From that photo I keep the warmth with which he embraced me and my wife Exilda. He drew us near a table where they were drinking natural juices and then immediately asked us about our son, about the stones that could be heard hitting the windows in those days when they bestowed upon us an act of repudiation. It was very distressing.
Several times we tried to inquire about his health, but then the zipper of his pocket got stuck, making it difficult for him to take out a copy of the book by Mario Vargas Llosa, La Fiesta del Chivo, to give us, and then he did not pay attention to our question again. He wrapped the book in a plastic bag, knowing that this small gift was greater than any other object of value.

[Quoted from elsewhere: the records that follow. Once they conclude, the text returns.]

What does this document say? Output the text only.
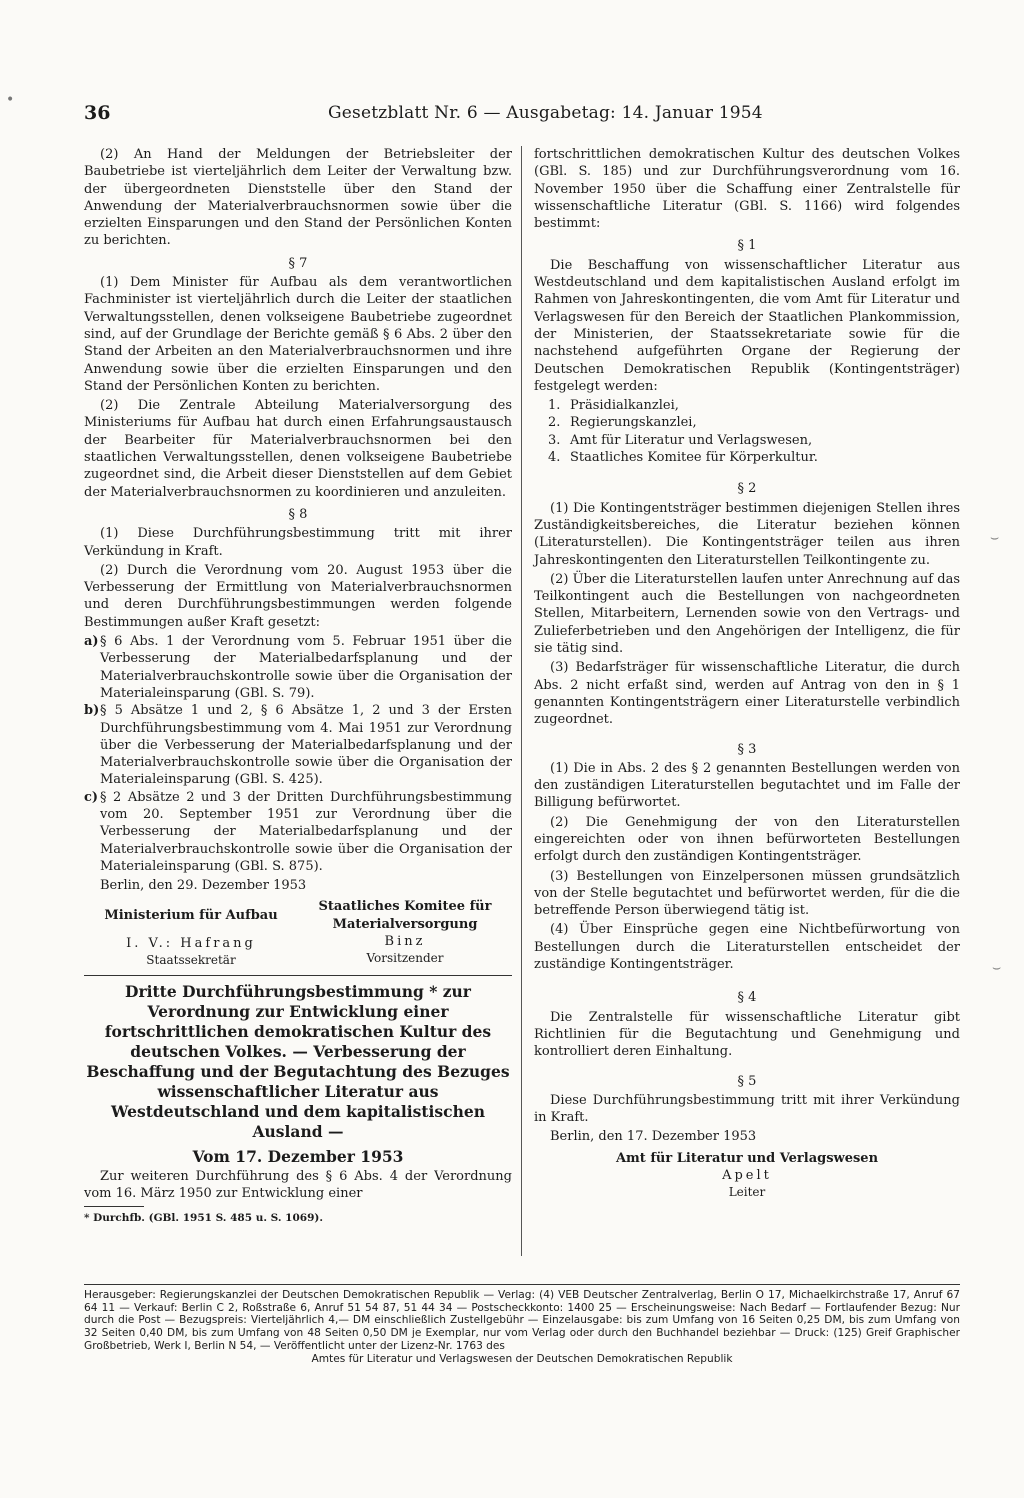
36	Gesetzblatt Nr. 6 — Ausgabetag: 14. Januar 1954

(2) An Hand der Meldungen der Betriebsleiter der Baubetriebe ist vierteljährlich dem Leiter der Verwaltung bzw. der übergeordneten Dienststelle über den Stand der Anwendung der Materialverbrauchsnormen sowie über die erzielten Einsparungen und den Stand der Persönlichen Konten zu berichten.

§ 7

(1) Dem Minister für Aufbau als dem verantwortlichen Fachminister ist vierteljährlich durch die Leiter der staatlichen Verwaltungsstellen, denen volkseigene Baubetriebe zugeordnet sind, auf der Grundlage der Berichte gemäß § 6 Abs. 2 über den Stand der Arbeiten an den Materialverbrauchsnormen und ihre Anwendung sowie über die erzielten Einsparungen und den Stand der Persönlichen Konten zu berichten.

(2) Die Zentrale Abteilung Materialversorgung des Ministeriums für Aufbau hat durch einen Erfahrungsaustausch der Bearbeiter für Materialverbrauchsnormen bei den staatlichen Verwaltungsstellen, denen volkseigene Baubetriebe zugeordnet sind, die Arbeit dieser Dienststellen auf dem Gebiet der Materialverbrauchsnormen zu koordinieren und anzuleiten.

§ 8

(1) Diese Durchführungsbestimmung tritt mit ihrer Verkündung in Kraft.

(2) Durch die Verordnung vom 20. August 1953 über die Verbesserung der Ermittlung von Materialverbrauchsnormen und deren Durchführungsbestimmungen werden folgende Bestimmungen außer Kraft gesetzt:

a) § 6 Abs. 1 der Verordnung vom 5. Februar 1951 über die Verbesserung der Materialbedarfsplanung und der Materialverbrauchskontrolle sowie über die Organisation der Materialeinsparung (GBl. S. 79).
b) § 5 Absätze 1 und 2, § 6 Absätze 1, 2 und 3 der Ersten Durchführungsbestimmung vom 4. Mai 1951 zur Verordnung über die Verbesserung der Materialbedarfsplanung und der Materialverbrauchskontrolle sowie über die Organisation der Materialeinsparung (GBl. S. 425).
c) § 2 Absätze 2 und 3 der Dritten Durchführungsbestimmung vom 20. September 1951 zur Verordnung über die Verbesserung der Materialbedarfsplanung und der Materialverbrauchskontrolle sowie über die Organisation der Materialeinsparung (GBl. S. 875).

Berlin, den 29. Dezember 1953

Ministerium für Aufbau
I. V.: Hafrang
Staatssekretär
Staatliches Komitee für Materialversorgung
Binz
Vorsitzender

Dritte Durchführungsbestimmung * zur Verordnung zur Entwicklung einer fortschrittlichen demokratischen Kultur des deutschen Volkes. — Verbesserung der Beschaffung und der Begutachtung des Bezuges wissenschaftlicher Literatur aus Westdeutschland und dem kapitalistischen Ausland —

Vom 17. Dezember 1953

Zur weiteren Durchführung des § 6 Abs. 4 der Verordnung vom 16. März 1950 zur Entwicklung einer

* Durchfb. (GBl. 1951 S. 485 u. S. 1069).

fortschrittlichen demokratischen Kultur des deutschen Volkes (GBl. S. 185) und zur Durchführungsverordnung vom 16. November 1950 über die Schaffung einer Zentralstelle für wissenschaftliche Literatur (GBl. S. 1166) wird folgendes bestimmt:

§ 1

Die Beschaffung von wissenschaftlicher Literatur aus Westdeutschland und dem kapitalistischen Ausland erfolgt im Rahmen von Jahreskontingenten, die vom Amt für Literatur und Verlagswesen für den Bereich der Staatlichen Plankommission, der Ministerien, der Staatssekretariate sowie für die nachstehend aufgeführten Organe der Regierung der Deutschen Demokratischen Republik (Kontingentsträger) festgelegt werden:

1. Präsidialkanzlei,
2. Regierungskanzlei,
3. Amt für Literatur und Verlagswesen,
4. Staatliches Komitee für Körperkultur.

§ 2

(1) Die Kontingentsträger bestimmen diejenigen Stellen ihres Zuständigkeitsbereiches, die Literatur beziehen können (Literaturstellen). Die Kontingentsträger teilen aus ihren Jahreskontingenten den Literaturstellen Teilkontingente zu.

(2) Über die Literaturstellen laufen unter Anrechnung auf das Teilkontingent auch die Bestellungen von nachgeordneten Stellen, Mitarbeitern, Lernenden sowie von den Vertrags- und Zulieferbetrieben und den Angehörigen der Intelligenz, die für sie tätig sind.

(3) Bedarfsträger für wissenschaftliche Literatur, die durch Abs. 2 nicht erfaßt sind, werden auf Antrag von den in § 1 genannten Kontingentsträgern einer Literaturstelle verbindlich zugeordnet.

§ 3

(1) Die in Abs. 2 des § 2 genannten Bestellungen werden von den zuständigen Literaturstellen begutachtet und im Falle der Billigung befürwortet.

(2) Die Genehmigung der von den Literaturstellen eingereichten oder von ihnen befürworteten Bestellungen erfolgt durch den zuständigen Kontingentsträger.

(3) Bestellungen von Einzelpersonen müssen grundsätzlich von der Stelle begutachtet und befürwortet werden, für die die betreffende Person überwiegend tätig ist.

(4) Über Einsprüche gegen eine Nichtbefürwortung von Bestellungen durch die Literaturstellen entscheidet der zuständige Kontingentsträger.

§ 4

Die Zentralstelle für wissenschaftliche Literatur gibt Richtlinien für die Begutachtung und Genehmigung und kontrolliert deren Einhaltung.

§ 5

Diese Durchführungsbestimmung tritt mit ihrer Verkündung in Kraft.

Berlin, den 17. Dezember 1953

Amt für Literatur und Verlagswesen
Apelt
Leiter

Herausgeber: Regierungskanzlei der Deutschen Demokratischen Republik — Verlag: (4) VEB Deutscher Zentralverlag, Berlin O 17, Michaelkirchstraße 17, Anruf 67 64 11 — Verkauf: Berlin C 2, Roßstraße 6, Anruf 51 54 87, 51 44 34 — Postscheckkonto: 1400 25 — Erscheinungsweise: Nach Bedarf — Fortlaufender Bezug: Nur durch die Post — Bezugspreis: Vierteljährlich 4,— DM einschließlich Zustellgebühr — Einzelausgabe: bis zum Umfang von 16 Seiten 0,25 DM, bis zum Umfang von 32 Seiten 0,40 DM, bis zum Umfang von 48 Seiten 0,50 DM je Exemplar, nur vom Verlag oder durch den Buchhandel beziehbar — Druck: (125) Greif Graphischer Großbetrieb, Werk I, Berlin N 54, — Veröffentlicht unter der Lizenz-Nr. 1763 des

Amtes für Literatur und Verlagswesen der Deutschen Demokratischen Republik

•
⌣
⌣
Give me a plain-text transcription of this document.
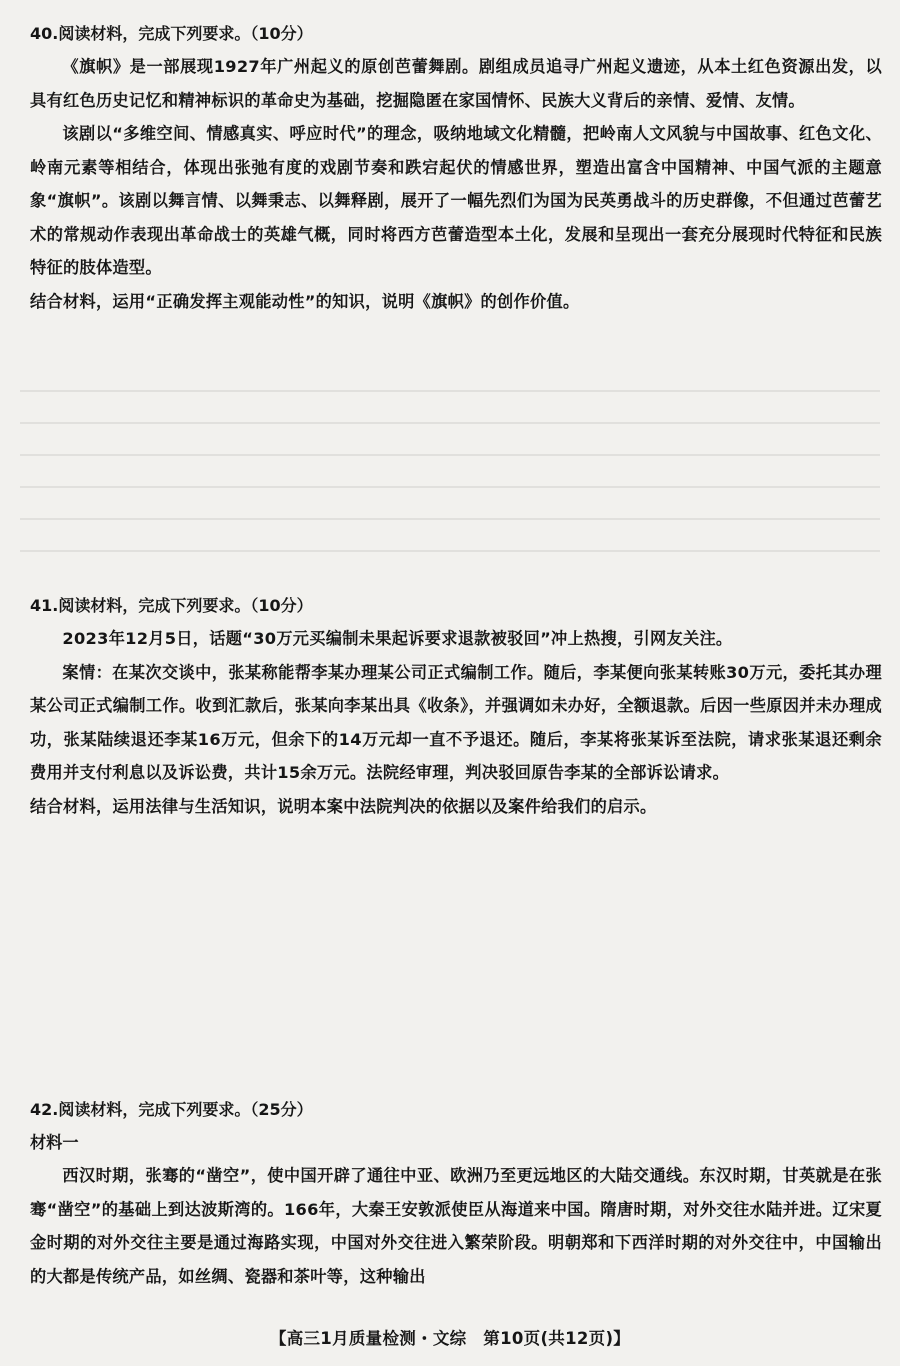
40.阅读材料，完成下列要求。（10分）

《旗帜》是一部展现1927年广州起义的原创芭蕾舞剧。剧组成员追寻广州起义遗迹，从本土红色资源出发，以具有红色历史记忆和精神标识的革命史为基础，挖掘隐匿在家国情怀、民族大义背后的亲情、爱情、友情。

该剧以“多维空间、情感真实、呼应时代”的理念，吸纳地域文化精髓，把岭南人文风貌与中国故事、红色文化、岭南元素等相结合，体现出张弛有度的戏剧节奏和跌宕起伏的情感世界，塑造出富含中国精神、中国气派的主题意象“旗帜”。该剧以舞言情、以舞秉志、以舞释剧，展开了一幅先烈们为国为民英勇战斗的历史群像，不但通过芭蕾艺术的常规动作表现出革命战士的英雄气概，同时将西方芭蕾造型本土化，发展和呈现出一套充分展现时代特征和民族特征的肢体造型。

结合材料，运用“正确发挥主观能动性”的知识，说明《旗帜》的创作价值。

41.阅读材料，完成下列要求。（10分）

2023年12月5日，话题“30万元买编制未果起诉要求退款被驳回”冲上热搜，引网友关注。

案情：在某次交谈中，张某称能帮李某办理某公司正式编制工作。随后，李某便向张某转账30万元，委托其办理某公司正式编制工作。收到汇款后，张某向李某出具《收条》，并强调如未办好，全额退款。后因一些原因并未办理成功，张某陆续退还李某16万元，但余下的14万元却一直不予退还。随后，李某将张某诉至法院，请求张某退还剩余费用并支付利息以及诉讼费，共计15余万元。法院经审理，判决驳回原告李某的全部诉讼请求。

结合材料，运用法律与生活知识，说明本案中法院判决的依据以及案件给我们的启示。

42.阅读材料，完成下列要求。（25分）

材料一

西汉时期，张骞的“凿空”，使中国开辟了通往中亚、欧洲乃至更远地区的大陆交通线。东汉时期，甘英就是在张骞“凿空”的基础上到达波斯湾的。166年，大秦王安敦派使臣从海道来中国。隋唐时期，对外交往水陆并进。辽宋夏金时期的对外交往主要是通过海路实现，中国对外交往进入繁荣阶段。明朝郑和下西洋时期的对外交往中，中国输出的大都是传统产品，如丝绸、瓷器和茶叶等，这种输出

【高三1月质量检测・文综　第10页(共12页)】
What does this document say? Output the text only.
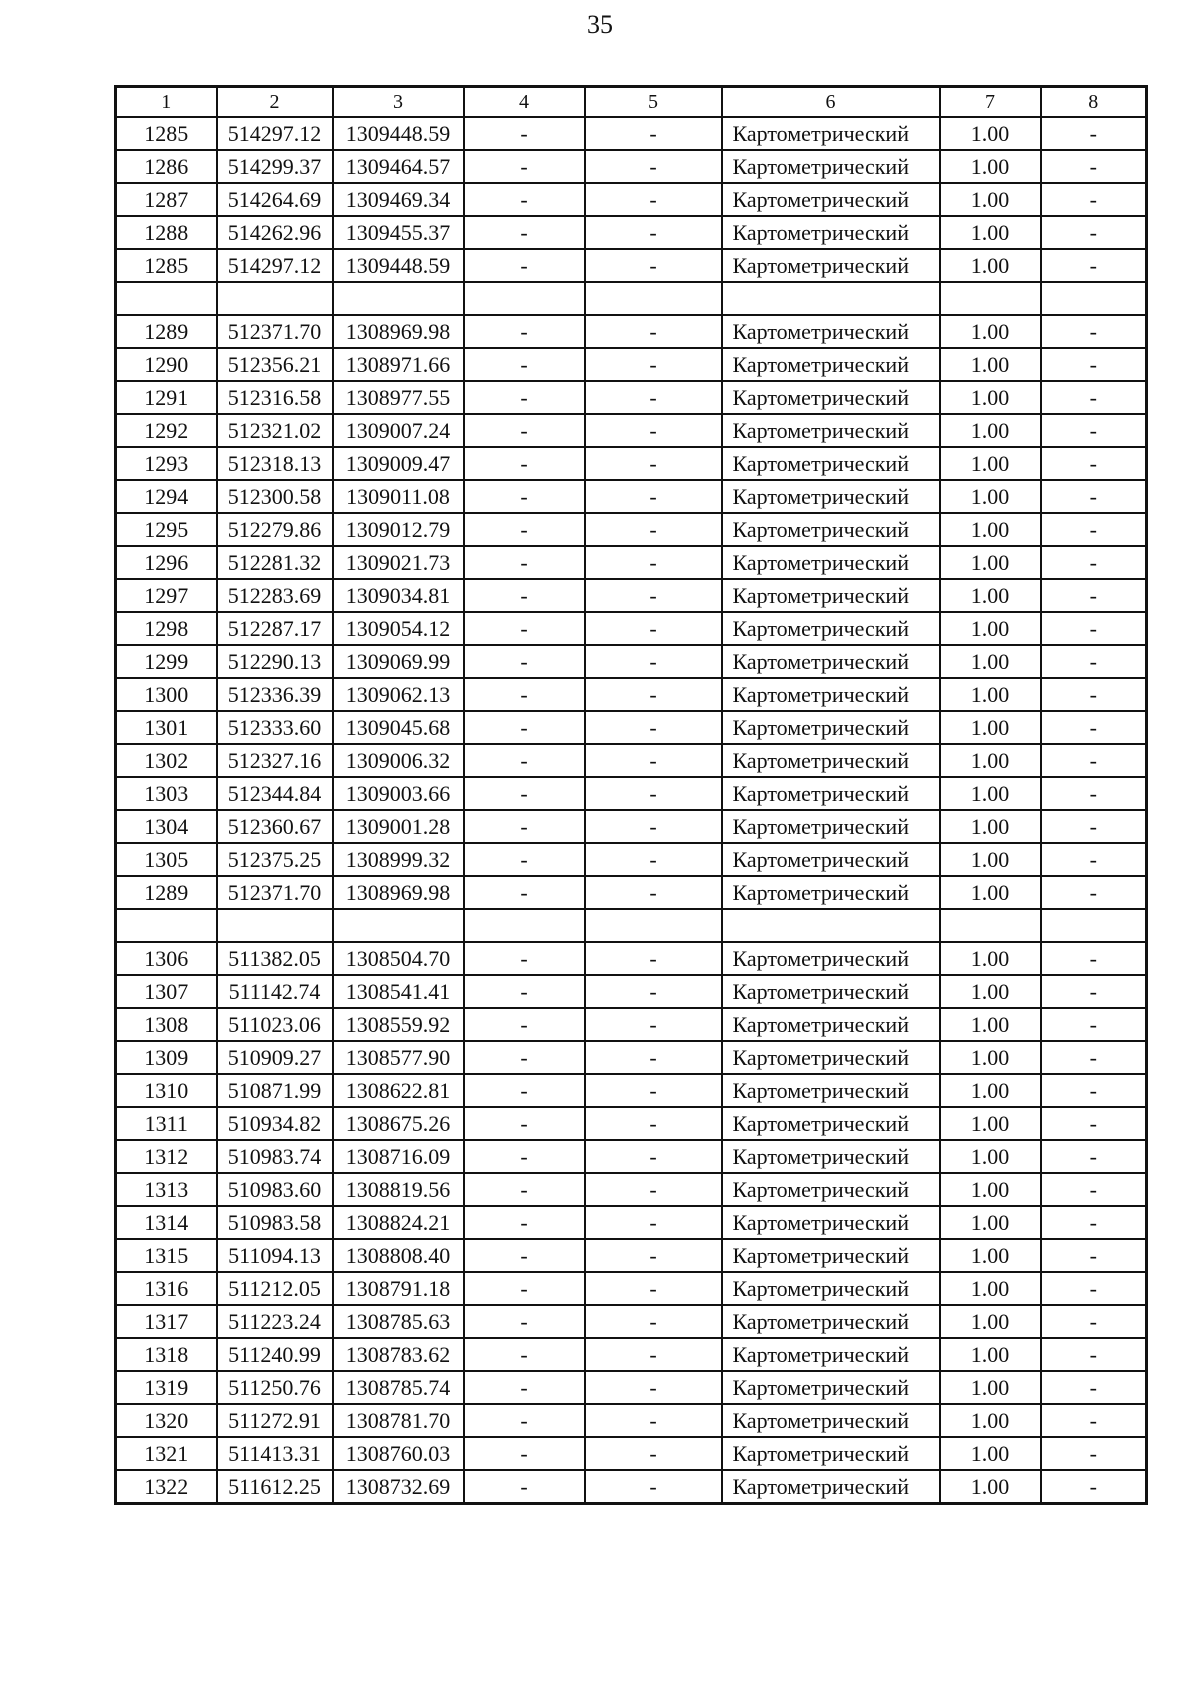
35
1	2	3	4	5	6	7	8
1285	514297.12	1309448.59	-	-	Картометрический	1.00	-
1286	514299.37	1309464.57	-	-	Картометрический	1.00	-
1287	514264.69	1309469.34	-	-	Картометрический	1.00	-
1288	514262.96	1309455.37	-	-	Картометрический	1.00	-
1285	514297.12	1309448.59	-	-	Картометрический	1.00	-

1289	512371.70	1308969.98	-	-	Картометрический	1.00	-
1290	512356.21	1308971.66	-	-	Картометрический	1.00	-
1291	512316.58	1308977.55	-	-	Картометрический	1.00	-
1292	512321.02	1309007.24	-	-	Картометрический	1.00	-
1293	512318.13	1309009.47	-	-	Картометрический	1.00	-
1294	512300.58	1309011.08	-	-	Картометрический	1.00	-
1295	512279.86	1309012.79	-	-	Картометрический	1.00	-
1296	512281.32	1309021.73	-	-	Картометрический	1.00	-
1297	512283.69	1309034.81	-	-	Картометрический	1.00	-
1298	512287.17	1309054.12	-	-	Картометрический	1.00	-
1299	512290.13	1309069.99	-	-	Картометрический	1.00	-
1300	512336.39	1309062.13	-	-	Картометрический	1.00	-
1301	512333.60	1309045.68	-	-	Картометрический	1.00	-
1302	512327.16	1309006.32	-	-	Картометрический	1.00	-
1303	512344.84	1309003.66	-	-	Картометрический	1.00	-
1304	512360.67	1309001.28	-	-	Картометрический	1.00	-
1305	512375.25	1308999.32	-	-	Картометрический	1.00	-
1289	512371.70	1308969.98	-	-	Картометрический	1.00	-

1306	511382.05	1308504.70	-	-	Картометрический	1.00	-
1307	511142.74	1308541.41	-	-	Картометрический	1.00	-
1308	511023.06	1308559.92	-	-	Картометрический	1.00	-
1309	510909.27	1308577.90	-	-	Картометрический	1.00	-
1310	510871.99	1308622.81	-	-	Картометрический	1.00	-
1311	510934.82	1308675.26	-	-	Картометрический	1.00	-
1312	510983.74	1308716.09	-	-	Картометрический	1.00	-
1313	510983.60	1308819.56	-	-	Картометрический	1.00	-
1314	510983.58	1308824.21	-	-	Картометрический	1.00	-
1315	511094.13	1308808.40	-	-	Картометрический	1.00	-
1316	511212.05	1308791.18	-	-	Картометрический	1.00	-
1317	511223.24	1308785.63	-	-	Картометрический	1.00	-
1318	511240.99	1308783.62	-	-	Картометрический	1.00	-
1319	511250.76	1308785.74	-	-	Картометрический	1.00	-
1320	511272.91	1308781.70	-	-	Картометрический	1.00	-
1321	511413.31	1308760.03	-	-	Картометрический	1.00	-
1322	511612.25	1308732.69	-	-	Картометрический	1.00	-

Coco has been hung on the cross that many Cubans did not how to carry, or which fear does not permit us to carry. His fight is not a self-flagellation, because he is not carrying it out as a kind of penitence, but as a liberation from that fear which was so well described in X-ray of the Fears in Cuba, that excellent edition that Voices of Change prepared some time ago.
Now the Cuban government is again against the wall. A single man has made the old propaganda machinery in Havana work overtime, doing “voluntary work” and using the reservists of the polygraphic Granma in the struggle to disinform the people 24 lies every second, as if we had not seen this movie before. Except that today’s viewers are outside in the fresh air and don’t have to buy a ticket to enter the theater whose walls have been broken down by the whirlwind of truths that are revealed to the public.